This image, taken by the advanced Moon Imaging Experiment (AMIE) on board ESA’s SMART-1 spacecraft, shows crater Lomonosov on the Moon’s far side.
Credits: ESA/Space-X
AMIE obtained the image on 30 January 2006 from a distance of about 2100 kilometres from the surface, with a ground resolution of 190 metres per pixel. The imaged area is centred at a latitude of 27.8º North and a longitude of 98.6º East.
Crater Lomonosov is a nice example for a large crater (92 kilometres in diameter) which was filled by lava after the impact, thus exhibiting a flat floor. The terraced walls indicate 'slumping', that is sliding of the rocks downwards due to gravity after the end of the impact. The small craters inside Lomonosov are the result of impacts into this lava floor which happened after the formation of Lomonosov. Looking closely to the left half of the crater, one can see changes in the brightness of the crater floor, resembling horizontal paint strokes.

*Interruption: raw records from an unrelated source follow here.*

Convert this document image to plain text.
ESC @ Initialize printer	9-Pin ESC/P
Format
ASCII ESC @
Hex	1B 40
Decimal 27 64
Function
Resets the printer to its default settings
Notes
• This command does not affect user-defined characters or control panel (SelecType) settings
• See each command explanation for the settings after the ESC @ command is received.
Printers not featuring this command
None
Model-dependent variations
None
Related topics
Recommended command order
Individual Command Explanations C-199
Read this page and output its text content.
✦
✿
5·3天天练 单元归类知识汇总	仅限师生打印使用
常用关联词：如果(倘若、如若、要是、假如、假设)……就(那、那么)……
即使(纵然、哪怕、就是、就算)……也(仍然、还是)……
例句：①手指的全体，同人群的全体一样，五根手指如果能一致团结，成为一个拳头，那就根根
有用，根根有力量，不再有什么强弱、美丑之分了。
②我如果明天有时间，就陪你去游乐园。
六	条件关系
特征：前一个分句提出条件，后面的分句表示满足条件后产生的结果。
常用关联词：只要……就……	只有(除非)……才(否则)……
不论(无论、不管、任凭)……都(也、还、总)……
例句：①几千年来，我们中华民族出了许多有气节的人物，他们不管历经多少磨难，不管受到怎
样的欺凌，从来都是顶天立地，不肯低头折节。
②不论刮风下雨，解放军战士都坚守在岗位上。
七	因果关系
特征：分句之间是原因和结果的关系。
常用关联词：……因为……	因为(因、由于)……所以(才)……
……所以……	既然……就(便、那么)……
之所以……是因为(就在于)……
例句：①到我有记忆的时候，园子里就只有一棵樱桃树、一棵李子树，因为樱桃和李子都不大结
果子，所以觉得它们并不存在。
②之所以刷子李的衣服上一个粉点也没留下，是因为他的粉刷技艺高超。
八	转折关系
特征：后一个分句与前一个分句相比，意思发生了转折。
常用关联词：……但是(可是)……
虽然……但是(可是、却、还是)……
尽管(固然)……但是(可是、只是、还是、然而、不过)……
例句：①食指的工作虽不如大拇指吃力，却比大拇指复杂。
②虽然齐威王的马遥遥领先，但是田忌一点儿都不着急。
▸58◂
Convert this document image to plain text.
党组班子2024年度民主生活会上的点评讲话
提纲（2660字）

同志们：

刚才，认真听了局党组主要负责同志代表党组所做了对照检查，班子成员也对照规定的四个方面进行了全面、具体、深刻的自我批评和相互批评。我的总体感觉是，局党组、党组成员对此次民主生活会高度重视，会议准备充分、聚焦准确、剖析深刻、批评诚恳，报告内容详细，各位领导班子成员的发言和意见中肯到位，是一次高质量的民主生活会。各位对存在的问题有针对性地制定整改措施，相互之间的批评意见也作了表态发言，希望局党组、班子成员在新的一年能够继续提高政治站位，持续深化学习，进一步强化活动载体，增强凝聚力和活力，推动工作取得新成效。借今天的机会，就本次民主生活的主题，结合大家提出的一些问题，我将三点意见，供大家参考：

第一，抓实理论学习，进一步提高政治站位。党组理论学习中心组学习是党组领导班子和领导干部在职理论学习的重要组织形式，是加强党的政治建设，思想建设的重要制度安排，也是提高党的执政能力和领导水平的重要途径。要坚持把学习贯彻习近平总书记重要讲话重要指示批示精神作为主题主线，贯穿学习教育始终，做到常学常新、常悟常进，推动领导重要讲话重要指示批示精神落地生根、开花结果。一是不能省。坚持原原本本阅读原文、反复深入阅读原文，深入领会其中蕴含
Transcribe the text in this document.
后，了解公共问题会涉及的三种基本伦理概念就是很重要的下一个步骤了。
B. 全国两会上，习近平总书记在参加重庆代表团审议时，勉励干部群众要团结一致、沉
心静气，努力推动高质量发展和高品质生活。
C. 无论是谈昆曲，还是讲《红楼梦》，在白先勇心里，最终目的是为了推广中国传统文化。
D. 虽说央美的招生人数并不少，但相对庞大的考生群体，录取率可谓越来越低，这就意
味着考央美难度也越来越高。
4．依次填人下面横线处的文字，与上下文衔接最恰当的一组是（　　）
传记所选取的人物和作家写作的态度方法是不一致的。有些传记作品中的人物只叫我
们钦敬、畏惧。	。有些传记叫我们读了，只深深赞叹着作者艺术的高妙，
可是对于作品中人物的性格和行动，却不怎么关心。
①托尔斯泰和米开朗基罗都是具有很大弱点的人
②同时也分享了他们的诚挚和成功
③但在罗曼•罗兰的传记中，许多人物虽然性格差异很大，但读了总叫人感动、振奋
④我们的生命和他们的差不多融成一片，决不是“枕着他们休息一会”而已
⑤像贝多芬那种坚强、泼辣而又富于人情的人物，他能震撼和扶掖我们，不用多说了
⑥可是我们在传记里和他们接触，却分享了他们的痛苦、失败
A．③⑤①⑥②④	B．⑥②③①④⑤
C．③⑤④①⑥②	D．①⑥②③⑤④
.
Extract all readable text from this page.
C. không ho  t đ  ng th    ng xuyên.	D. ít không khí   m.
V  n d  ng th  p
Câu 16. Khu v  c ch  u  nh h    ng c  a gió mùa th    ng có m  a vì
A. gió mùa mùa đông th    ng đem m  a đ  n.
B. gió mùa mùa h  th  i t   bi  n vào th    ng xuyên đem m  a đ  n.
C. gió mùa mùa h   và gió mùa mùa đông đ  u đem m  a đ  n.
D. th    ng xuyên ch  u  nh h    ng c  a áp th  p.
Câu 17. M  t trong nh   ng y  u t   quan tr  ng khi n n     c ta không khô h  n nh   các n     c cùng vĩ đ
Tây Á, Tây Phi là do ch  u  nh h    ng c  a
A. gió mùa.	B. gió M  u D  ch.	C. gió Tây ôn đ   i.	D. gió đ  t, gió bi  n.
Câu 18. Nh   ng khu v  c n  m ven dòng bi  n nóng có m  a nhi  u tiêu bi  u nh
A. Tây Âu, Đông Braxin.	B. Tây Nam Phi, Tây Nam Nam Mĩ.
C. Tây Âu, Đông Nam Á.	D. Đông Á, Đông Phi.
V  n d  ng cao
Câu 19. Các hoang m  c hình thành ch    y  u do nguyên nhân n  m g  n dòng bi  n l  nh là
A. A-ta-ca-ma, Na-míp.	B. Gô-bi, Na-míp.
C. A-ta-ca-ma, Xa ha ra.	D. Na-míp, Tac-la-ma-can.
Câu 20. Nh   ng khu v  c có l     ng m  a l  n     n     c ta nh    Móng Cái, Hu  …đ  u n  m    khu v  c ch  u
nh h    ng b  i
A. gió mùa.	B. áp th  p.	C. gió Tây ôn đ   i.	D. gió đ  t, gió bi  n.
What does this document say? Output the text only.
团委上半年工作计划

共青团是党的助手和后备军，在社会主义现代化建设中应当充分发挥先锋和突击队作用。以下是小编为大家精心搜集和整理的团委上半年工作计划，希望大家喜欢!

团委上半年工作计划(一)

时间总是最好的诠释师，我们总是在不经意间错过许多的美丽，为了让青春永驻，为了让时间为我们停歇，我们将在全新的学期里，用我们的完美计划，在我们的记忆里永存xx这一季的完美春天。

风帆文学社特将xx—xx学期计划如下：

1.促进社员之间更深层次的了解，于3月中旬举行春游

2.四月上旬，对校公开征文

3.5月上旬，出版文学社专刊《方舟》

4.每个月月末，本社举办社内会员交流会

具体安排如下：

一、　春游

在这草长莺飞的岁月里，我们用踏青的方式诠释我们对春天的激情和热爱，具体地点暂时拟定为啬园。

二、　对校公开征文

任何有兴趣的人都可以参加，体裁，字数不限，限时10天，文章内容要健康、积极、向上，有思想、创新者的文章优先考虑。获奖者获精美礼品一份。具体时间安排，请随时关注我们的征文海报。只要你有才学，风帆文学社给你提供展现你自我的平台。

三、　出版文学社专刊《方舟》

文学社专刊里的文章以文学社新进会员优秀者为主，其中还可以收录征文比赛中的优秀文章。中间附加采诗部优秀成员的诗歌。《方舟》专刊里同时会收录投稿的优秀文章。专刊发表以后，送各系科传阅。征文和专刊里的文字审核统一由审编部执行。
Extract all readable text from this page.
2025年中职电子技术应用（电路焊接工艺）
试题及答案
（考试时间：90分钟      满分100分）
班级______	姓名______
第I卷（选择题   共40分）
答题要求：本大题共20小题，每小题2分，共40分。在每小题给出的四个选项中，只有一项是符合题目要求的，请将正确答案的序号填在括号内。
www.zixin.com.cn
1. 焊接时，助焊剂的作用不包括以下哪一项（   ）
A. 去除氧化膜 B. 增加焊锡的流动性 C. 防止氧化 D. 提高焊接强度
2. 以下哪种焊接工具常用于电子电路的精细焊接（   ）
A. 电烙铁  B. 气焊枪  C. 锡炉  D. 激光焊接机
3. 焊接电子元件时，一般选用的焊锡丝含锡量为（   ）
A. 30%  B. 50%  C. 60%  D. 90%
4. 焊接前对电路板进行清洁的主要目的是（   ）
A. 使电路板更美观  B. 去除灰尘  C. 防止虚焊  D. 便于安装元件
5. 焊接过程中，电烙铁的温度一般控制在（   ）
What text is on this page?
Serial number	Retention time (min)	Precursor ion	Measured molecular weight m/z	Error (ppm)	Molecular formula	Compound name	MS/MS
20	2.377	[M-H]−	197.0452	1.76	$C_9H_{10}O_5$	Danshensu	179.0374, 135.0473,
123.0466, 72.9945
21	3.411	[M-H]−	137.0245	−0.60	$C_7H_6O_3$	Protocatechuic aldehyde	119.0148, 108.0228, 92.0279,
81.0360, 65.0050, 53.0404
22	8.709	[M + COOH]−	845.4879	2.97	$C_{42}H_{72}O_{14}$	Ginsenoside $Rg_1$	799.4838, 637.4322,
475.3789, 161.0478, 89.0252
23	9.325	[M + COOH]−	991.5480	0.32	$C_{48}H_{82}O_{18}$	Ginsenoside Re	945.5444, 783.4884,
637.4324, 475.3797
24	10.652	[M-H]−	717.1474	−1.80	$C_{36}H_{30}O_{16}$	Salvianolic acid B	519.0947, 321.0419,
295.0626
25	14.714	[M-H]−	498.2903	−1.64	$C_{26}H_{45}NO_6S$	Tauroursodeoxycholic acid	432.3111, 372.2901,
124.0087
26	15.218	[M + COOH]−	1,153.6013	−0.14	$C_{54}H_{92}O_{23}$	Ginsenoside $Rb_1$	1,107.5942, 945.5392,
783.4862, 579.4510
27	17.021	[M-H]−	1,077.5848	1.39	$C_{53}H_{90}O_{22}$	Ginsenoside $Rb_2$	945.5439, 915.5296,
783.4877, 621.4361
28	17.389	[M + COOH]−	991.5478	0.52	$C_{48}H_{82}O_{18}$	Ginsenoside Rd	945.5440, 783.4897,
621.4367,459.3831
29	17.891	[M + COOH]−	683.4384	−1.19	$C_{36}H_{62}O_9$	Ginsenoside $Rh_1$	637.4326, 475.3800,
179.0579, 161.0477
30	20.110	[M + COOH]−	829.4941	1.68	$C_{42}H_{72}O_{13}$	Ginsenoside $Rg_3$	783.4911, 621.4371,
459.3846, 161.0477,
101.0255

These can be seen frequently in this area of the Moon and are ejecta deposits of the young crater Giordano Bruno which is at about 300 kilometres distance. The crater is named in honour of Mikhail Vassilievitch Lomonossov, a Russian physicist (1711 - 1765). He was professor of physics at Saint Petersburg university and devoted his live to the study of the properties of matter and electricity.